What Is Lymphomatoid Papulosis?

Lymphoma-like papulopathy is a chronic, recurrent, self-healing, papular necrosis, or papular nodular skin disease. The basic damage is pimples and small nodules, which are clinically similar to acute pimples-like pityriasis, but have histological characteristics of skin T-cell lymphoma. Another 10% to 20% of patients may develop another type of lymphoma one after the other. The latest WHO-EORTC classification considers the disease to be a low-grade cutaneous T-cell lymphoma. In the new WHO hematopoietic and lymphoid tissue tumor classification, it belongs to the CD30 + skin lymphoproliferative disease lineage.

Basic Information

English name
lymphomatoid papulosis
Visiting department
dermatology
Multiple groups
20 to 40 years old
Common locations
Occurs on the trunk and limbs
Common symptoms
Skin red pimples

Causes of lymphoma-like papules

The etiology is unknown and the pathogenesis is unknown.

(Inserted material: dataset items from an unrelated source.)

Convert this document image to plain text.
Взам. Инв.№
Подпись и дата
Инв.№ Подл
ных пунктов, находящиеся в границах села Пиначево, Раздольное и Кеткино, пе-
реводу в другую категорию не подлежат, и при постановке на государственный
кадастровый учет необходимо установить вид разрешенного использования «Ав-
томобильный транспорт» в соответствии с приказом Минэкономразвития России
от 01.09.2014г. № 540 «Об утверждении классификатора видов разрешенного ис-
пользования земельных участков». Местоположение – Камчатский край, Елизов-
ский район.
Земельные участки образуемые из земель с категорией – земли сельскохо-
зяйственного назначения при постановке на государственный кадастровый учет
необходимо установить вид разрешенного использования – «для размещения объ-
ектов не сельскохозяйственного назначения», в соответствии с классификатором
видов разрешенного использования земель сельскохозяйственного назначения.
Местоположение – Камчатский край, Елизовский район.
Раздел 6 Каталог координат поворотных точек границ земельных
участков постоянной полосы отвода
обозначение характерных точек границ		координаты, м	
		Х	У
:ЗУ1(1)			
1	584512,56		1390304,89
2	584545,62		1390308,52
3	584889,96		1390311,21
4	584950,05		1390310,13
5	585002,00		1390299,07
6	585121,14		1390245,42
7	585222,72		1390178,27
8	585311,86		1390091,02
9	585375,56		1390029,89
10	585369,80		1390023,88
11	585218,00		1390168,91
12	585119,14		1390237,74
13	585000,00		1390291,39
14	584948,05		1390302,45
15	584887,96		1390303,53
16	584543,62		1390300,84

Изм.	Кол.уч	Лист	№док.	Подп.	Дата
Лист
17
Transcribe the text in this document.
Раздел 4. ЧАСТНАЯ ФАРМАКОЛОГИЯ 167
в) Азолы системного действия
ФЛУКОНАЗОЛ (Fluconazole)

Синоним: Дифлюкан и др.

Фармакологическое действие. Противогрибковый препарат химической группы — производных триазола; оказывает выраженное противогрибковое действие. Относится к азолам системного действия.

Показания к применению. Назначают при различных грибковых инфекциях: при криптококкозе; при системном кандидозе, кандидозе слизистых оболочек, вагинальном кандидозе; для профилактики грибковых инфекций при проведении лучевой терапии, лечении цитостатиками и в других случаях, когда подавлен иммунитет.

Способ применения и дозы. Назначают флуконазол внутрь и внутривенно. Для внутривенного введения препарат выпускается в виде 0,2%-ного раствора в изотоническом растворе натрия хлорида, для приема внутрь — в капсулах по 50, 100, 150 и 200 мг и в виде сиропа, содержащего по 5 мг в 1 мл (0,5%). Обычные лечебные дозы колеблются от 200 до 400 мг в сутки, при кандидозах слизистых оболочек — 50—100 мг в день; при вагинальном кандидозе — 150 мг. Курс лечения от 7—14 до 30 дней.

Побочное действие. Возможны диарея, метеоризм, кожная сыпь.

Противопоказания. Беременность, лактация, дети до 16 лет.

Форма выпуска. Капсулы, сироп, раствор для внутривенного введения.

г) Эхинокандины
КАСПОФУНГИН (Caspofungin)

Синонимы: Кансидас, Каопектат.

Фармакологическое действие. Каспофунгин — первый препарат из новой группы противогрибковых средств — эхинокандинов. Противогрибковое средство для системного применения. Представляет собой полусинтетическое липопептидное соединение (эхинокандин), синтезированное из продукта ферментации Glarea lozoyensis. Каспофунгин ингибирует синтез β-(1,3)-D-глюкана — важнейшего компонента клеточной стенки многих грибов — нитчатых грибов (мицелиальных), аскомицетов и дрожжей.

Clinical manifestations of lymphoma-like papules

It is common in adults 20 to 40 years old. The primary lesion is a red pimples, up to about 1 cm in diameter, which can progress to papular blistering, papular pustular, or hemorrhagic. After several days and weeks, surface necrosis. Typical damage can heal within 8 weeks. Most chronic processes are untreated, new lesions are constantly appearing, so skin lesions of different periods can coexist. Acne-like, hyperpigmented, or hypopigmented scars remain after the damage has healed. Symptoms are mild, with a course of 3 months to 40 years. 10% to 20% of patients with lymphoma-like papulopathy can develop MF-CD30 skin T-cell lymphoma or Hodgkin disease.

Lymphoma-like papules

It mainly depends on skin histopathological examination, which has diagnostic and typing value for this disease. The pathological manifestations are divided into A, B, and C types. The three types can appear in a patient at the same time, or appear at different stages of the disease, and there are individual skin lesions that can have the characteristics of the three types.
1. Type A (histocellular type)
Intradermal infiltration is wedge-shaped, consisting of scattered or clustered anaplastic large cells mixed with small lymphocytes, histiocytes, neutrophils, and eosinophils. Large anaplastic cells do not exceed 50% of the infiltrating cells. Rich in quality, similar to tissue-like cells, sometimes multinucleated giant cells similar to RS cells can be seen, mitotic phases are common, and epidermis-like phenomenon is optional.
2.B type (mushroom-like granulomatous type)
This type is rare (less than 10%). The epidermis is often atrophic, and the dermal infiltration is wedge-shaped or band-shaped. The infiltrating cells are composed of small to medium-sized polymorphic lymphocytes, which are irregular in shape, mostly cerebral gyrus, deeply stained, epidermal, and pathologically similar to mushroom Like granuloma, diagnosis needs to be combined with clinical.
3. Type C (anaplastic large cell lymphoma-like type)
This type is considered the borderline of lymphoma-like papulopathy-anaplastic large cell lymphoma. It is characterized by more monomorphic, CD30 + large T cell infiltration, and less inflammatory cells. It is difficult to distinguish pathologically from anaplastic large cell lymphoma.
Immunohistochemistry: Type A and C lymphoma-like papules disease tumor cells express CD30, cluster or large pieces, and most tumor cells are CD3 +, CD4 +, and CD8-. Type B tumor cells are only CD4 + and do not express CD30. PCR gene clone rearrangement was seen in more than 40% of lymphoma-like papules.

Lymphoma-like papulosis diagnosis

According to clinical manifestations, skin lesion characteristics, histopathological characteristics, immunohistochemical examination can diagnose.

Lymphoma-like papules disease treatment

Generally does not require treatment. There is no evidence that treatment can prevent the development of secondary lymphoma. But if the patient has symptoms, it can be treated appropriately. Such as potent corticosteroids; PUVA systemic or local treatment. Carmustine (carbazide) is applied topically to suppress damage without bone marrow suppression. Methotrexate (MTX) can significantly improve symptoms in 90% of patients.

Prognosis of lymphoma-like papules

Typical damage can heal within 8 weeks. Most tend to be chronic, without treatment, new lesions are constantly appearing, so skin lesions of different periods can coexist. Acne-like, hyperpigmented, or hypopigmented scars remain after the damage has healed. Symptoms are mild, with a course of 3 months to 40 years.